Accordingly, the “Commodity Futures Trading Commission”, the American supervisory authority for derivatives trading, announced on March 19 that it had reached an agreement with the crypto exchange in the proceedings against Coinbase. The allegations were that Coinbase should have deliberately transmitted trading data for Bitcoin incorrectly, and an employee of the platform is said to have carried out illegal proprietary trading in Litecoin in order to suggest high trading volumes and high demand for the crypto currency.
“Submitting false, misleading and inaccurate transaction data undermines the integrity of the pricing of cryptocurrencies,” said Vincent McGonagle, CFTC law enforcement director. He adds: “The prosecution of the present facts underlines that the CFTC is intervening to protect the integrity and transparency of this information.”
As stated in the regulatory agency notice, Coinbase deployed two automated trading programs called Hedger and Replicator from January 2015 to September 2018. Although the crypto exchange had admitted that it uses trading programs, it had not disclosed that they were used specifically to match trades. Because the crypto exchange has thus concluded open trades on the platform, the impression arose of much higher trading activity than actually existed.
As a result, the Coinbase API transmitted false or falsified trading data that was fed “directly” into reliable data sources in the crypto market such as the CME Bitcoin Real Time Index, CoinMarketCap and the NYSE Bitcoin Index.

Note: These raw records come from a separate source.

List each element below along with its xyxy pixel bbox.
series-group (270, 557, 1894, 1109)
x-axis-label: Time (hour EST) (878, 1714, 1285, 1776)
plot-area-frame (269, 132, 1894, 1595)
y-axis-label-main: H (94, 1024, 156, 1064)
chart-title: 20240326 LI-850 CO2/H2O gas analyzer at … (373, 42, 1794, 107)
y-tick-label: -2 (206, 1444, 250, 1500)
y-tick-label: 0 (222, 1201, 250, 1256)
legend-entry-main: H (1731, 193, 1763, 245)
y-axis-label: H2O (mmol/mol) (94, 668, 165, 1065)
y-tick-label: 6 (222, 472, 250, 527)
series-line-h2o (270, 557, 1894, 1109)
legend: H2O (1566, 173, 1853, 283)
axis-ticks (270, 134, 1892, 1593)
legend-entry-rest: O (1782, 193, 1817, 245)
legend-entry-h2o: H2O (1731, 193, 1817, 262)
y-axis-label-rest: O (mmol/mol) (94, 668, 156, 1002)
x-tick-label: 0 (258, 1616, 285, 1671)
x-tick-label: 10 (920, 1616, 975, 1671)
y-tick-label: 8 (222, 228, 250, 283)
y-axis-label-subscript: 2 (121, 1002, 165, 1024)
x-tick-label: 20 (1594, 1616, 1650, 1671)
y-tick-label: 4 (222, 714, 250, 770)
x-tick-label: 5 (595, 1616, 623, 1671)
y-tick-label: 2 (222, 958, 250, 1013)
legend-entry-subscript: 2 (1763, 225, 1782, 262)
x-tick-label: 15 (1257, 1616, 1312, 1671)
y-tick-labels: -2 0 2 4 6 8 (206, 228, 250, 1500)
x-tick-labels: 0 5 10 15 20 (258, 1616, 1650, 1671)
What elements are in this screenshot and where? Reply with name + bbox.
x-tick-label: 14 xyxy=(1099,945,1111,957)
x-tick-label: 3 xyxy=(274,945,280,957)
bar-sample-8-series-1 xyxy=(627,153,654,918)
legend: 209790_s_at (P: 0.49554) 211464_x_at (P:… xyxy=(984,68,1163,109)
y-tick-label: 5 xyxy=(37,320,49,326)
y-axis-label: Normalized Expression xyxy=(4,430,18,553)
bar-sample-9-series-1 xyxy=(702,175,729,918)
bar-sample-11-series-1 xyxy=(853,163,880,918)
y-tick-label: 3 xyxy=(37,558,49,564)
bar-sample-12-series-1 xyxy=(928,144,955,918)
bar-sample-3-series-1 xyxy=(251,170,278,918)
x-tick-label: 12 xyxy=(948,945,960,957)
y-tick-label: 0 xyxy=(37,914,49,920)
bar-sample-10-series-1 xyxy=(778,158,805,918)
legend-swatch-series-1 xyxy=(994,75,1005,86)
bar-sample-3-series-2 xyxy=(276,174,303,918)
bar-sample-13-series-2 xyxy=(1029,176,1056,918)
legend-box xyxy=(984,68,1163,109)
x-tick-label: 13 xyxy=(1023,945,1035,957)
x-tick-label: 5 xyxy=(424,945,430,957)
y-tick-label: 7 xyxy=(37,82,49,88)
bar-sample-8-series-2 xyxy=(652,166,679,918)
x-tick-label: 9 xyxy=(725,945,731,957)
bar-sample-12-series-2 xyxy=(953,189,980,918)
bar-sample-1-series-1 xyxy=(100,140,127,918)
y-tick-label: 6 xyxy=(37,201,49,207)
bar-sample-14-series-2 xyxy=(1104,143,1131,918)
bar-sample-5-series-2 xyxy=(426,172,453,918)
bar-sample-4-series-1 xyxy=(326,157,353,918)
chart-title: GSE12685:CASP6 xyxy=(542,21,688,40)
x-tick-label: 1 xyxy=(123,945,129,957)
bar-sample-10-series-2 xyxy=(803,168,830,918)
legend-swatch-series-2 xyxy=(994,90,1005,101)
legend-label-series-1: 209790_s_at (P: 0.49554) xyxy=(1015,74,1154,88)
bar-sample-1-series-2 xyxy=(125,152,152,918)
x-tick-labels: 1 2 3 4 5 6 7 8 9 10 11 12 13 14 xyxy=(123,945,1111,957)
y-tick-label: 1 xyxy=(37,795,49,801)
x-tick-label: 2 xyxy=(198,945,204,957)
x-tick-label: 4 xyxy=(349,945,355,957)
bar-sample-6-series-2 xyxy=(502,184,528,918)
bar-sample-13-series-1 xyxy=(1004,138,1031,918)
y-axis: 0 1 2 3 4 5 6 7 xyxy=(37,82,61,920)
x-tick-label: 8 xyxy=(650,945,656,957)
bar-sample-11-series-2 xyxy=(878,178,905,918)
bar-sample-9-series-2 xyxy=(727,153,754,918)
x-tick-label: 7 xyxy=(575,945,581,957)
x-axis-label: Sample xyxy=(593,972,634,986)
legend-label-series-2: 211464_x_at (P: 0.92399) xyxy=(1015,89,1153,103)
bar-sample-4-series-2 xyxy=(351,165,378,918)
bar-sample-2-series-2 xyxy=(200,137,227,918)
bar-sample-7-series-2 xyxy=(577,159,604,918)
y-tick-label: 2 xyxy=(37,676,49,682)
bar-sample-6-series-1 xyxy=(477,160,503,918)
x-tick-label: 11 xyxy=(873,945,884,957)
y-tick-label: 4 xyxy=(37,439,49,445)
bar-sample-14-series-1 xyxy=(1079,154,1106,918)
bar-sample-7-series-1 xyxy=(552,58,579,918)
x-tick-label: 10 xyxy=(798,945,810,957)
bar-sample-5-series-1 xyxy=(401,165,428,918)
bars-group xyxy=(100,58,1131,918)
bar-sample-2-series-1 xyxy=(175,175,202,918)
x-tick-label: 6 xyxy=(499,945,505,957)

The CFTC argues that this falsified data “may have simulated high trading volumes and high liquidity of cryptocurrencies such as Bitcoin, which were not true”.
In addition, the authority points out that a Coinbase employee concluded unlawfully pending trades for the LTC / BTC currency pair over a six-week period in 2016 in order to simulate liquidity and demand for the cryptocurrency Litecoin. The CFTC sees Coinbase as responsible for the actions of the employee.
As part of the agreement, the crypto exchange will be fined $ 6.5 million. At the same time, this is accompanied by an admission of guilt that the platform could at least for a short time be a mess.
This is probably already noticeable, because following the agreement with the CFTC, Bloomberg reports that Coinbase has postponed the IPO planned for March to April.
Citing internal sources, the news portal states that the envisaged IPO on the American stock exchange was initially postponed without giving any specific details.
However, not all Bloomberg reports on the crypto industry are to be taken at face value. The newspaper recently claimed that TRON boss Justin Sun had won the nearly $ 70 million record auction for a crypto artwork (NFT), which later turned out to be a hoax. In addition, Bloomberg had rumored a few days ago that the CFTC was investigating the market-leading crypto exchange Binance, which Binance boss Changpeng Zhao denied shortly afterwards.